Le 14 septembre 2003, deux jours après le vote communal, il a cru devoir se comporter en garant politique de son assemblage gouvernemental. Mal lui en a pris. On le lui a reproché. « De quoi je me mêle», lui a-t-on lancé à la figure et à la une des journaux de l’Istiqlal, de l’USFP et de quelques autres.
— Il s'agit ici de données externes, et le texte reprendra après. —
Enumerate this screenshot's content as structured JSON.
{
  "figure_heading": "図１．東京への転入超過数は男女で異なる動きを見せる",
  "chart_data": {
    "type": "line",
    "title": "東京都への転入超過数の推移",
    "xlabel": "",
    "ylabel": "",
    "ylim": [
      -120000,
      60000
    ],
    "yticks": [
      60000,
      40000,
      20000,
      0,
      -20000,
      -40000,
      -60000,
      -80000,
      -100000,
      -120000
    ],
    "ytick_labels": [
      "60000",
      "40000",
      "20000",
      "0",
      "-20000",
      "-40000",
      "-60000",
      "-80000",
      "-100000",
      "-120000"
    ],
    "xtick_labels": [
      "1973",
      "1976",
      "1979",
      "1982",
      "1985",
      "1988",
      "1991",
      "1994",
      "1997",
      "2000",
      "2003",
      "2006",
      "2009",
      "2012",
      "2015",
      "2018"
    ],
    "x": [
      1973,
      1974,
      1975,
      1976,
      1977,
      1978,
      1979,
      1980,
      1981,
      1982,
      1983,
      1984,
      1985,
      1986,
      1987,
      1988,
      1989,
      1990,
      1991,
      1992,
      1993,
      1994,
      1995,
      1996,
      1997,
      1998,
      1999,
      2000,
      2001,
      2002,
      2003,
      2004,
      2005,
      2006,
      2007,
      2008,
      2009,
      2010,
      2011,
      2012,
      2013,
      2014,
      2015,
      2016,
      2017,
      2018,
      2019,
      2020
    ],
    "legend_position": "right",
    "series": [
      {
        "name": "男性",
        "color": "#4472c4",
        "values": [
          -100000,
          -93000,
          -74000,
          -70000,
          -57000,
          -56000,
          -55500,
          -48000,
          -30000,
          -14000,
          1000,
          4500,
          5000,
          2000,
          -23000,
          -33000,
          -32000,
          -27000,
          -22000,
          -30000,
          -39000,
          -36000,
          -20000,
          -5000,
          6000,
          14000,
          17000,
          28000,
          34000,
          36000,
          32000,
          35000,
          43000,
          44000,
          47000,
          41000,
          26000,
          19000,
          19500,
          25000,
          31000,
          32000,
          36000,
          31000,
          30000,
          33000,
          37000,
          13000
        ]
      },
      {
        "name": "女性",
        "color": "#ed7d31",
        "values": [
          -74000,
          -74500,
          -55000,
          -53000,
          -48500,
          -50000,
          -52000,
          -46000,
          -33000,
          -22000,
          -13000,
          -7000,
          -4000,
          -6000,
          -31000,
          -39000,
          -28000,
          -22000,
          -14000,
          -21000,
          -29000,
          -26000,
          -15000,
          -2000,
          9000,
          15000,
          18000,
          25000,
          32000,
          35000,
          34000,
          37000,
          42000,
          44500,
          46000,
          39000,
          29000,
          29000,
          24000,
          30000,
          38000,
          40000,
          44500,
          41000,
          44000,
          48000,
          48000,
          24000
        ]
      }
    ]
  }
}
C’est que la démarche, quelque peu bon enfant, était en décalage avec les stratégies de ses interlocuteurs. Chacun de ces derniers avait, pour les présidences communales, et de façon plus ciblée pour les regroupements humains du Maroc utile, un carnet de route où l’appartenance à un gouvernement et l’adhésion déclarée à un programme commun étaient subitement devenues quantité négligeable. La commune et la mairie avaient pris plus d’importance que le gouvernement. Contrairement aux 1497 communes, dont quelques mairies à grand rendement clientéliste, faire partie d’un gouvernement ne peut satisfaire qu’une poignée de ministres parmi une cohorte de ministrables insatisfaits.

Chefferie

Cela aussi est une logique qui mérite tous les acoquinements «contre nature». Driss Jettou s’est pris les pieds dans cette mélasse que l’on a, un peu trop vite, baptisée «transition démocratique», sans que l’on sache vers quoi on transitait. Maintenant, on le sait : on «transite» sur place, «grâce» à une classe politique qui se reproduit en reproduisant les mêmes réflexes et les mêmes tares.
C’est précisément dans ce type de contexte qu’il a été fait appel à Driss Jettou. Il paraissait, à sa nomination, un 9 octobre 2002, comme un «Premier ministre par défaut». À défaut de mécanismes politiques qui permettent de dégager une chefferie gouvernementale directement sortie des urnes. Rappelez-vous les législatives du 27 septembre 2002. Abderrahmane Youssoufi voulait rempiler pour un deuxième mandat, à cheval sur deux règnes; Abbas El Fassi, lui, pensait que son heure était venue, au nom d’une alternance au sein même de la Koutla.
Ce n’était pas très beau à voir. Un combat de chefs qui prenait des allures africaines. Auquel le Souverain a mis un terme en appelant à la barre Driss Jettou. Pour une douche froide, celle-là était plutôt glaciale.
Réhabilitation
Le premier test politique de la coalition exécutive a été le scoubidou électoral enclenché le 12 septembre 2003. Une chakchouka à nulle autre pareille. Du coup, on demande à Jettou de partir. Motif; il serait incapable de réguler la vie partisane (pas politique) de l’échiquier national en général et de ses coalisés en particulier. Question: et pourquoi le serait-il? D’autant qu’on lui a dit, deux semaines auparavant, ne le fais surtout pas!
Admettons. De vous à moi, si Driss Jettou, dépité, avait effectivement fait ses valises, peut-on penser raisonnablement que la kyrielle des partis de la majorité parlementaire auraient pu s’accorder sur un nom pour la primature? Évidemment que non, avec toutes les combinaisons imaginables d’une majorité possible.
Alors, de grâce, laissez Driss Jettou faire pour le mieux au service de l’entreprise-Maroc.
En attendant une vraie réhabilitation du politique et des politiques. Car ce sont “les barbiers politiques qui ont fait tomber le minaret”. Pas Driss Jettou.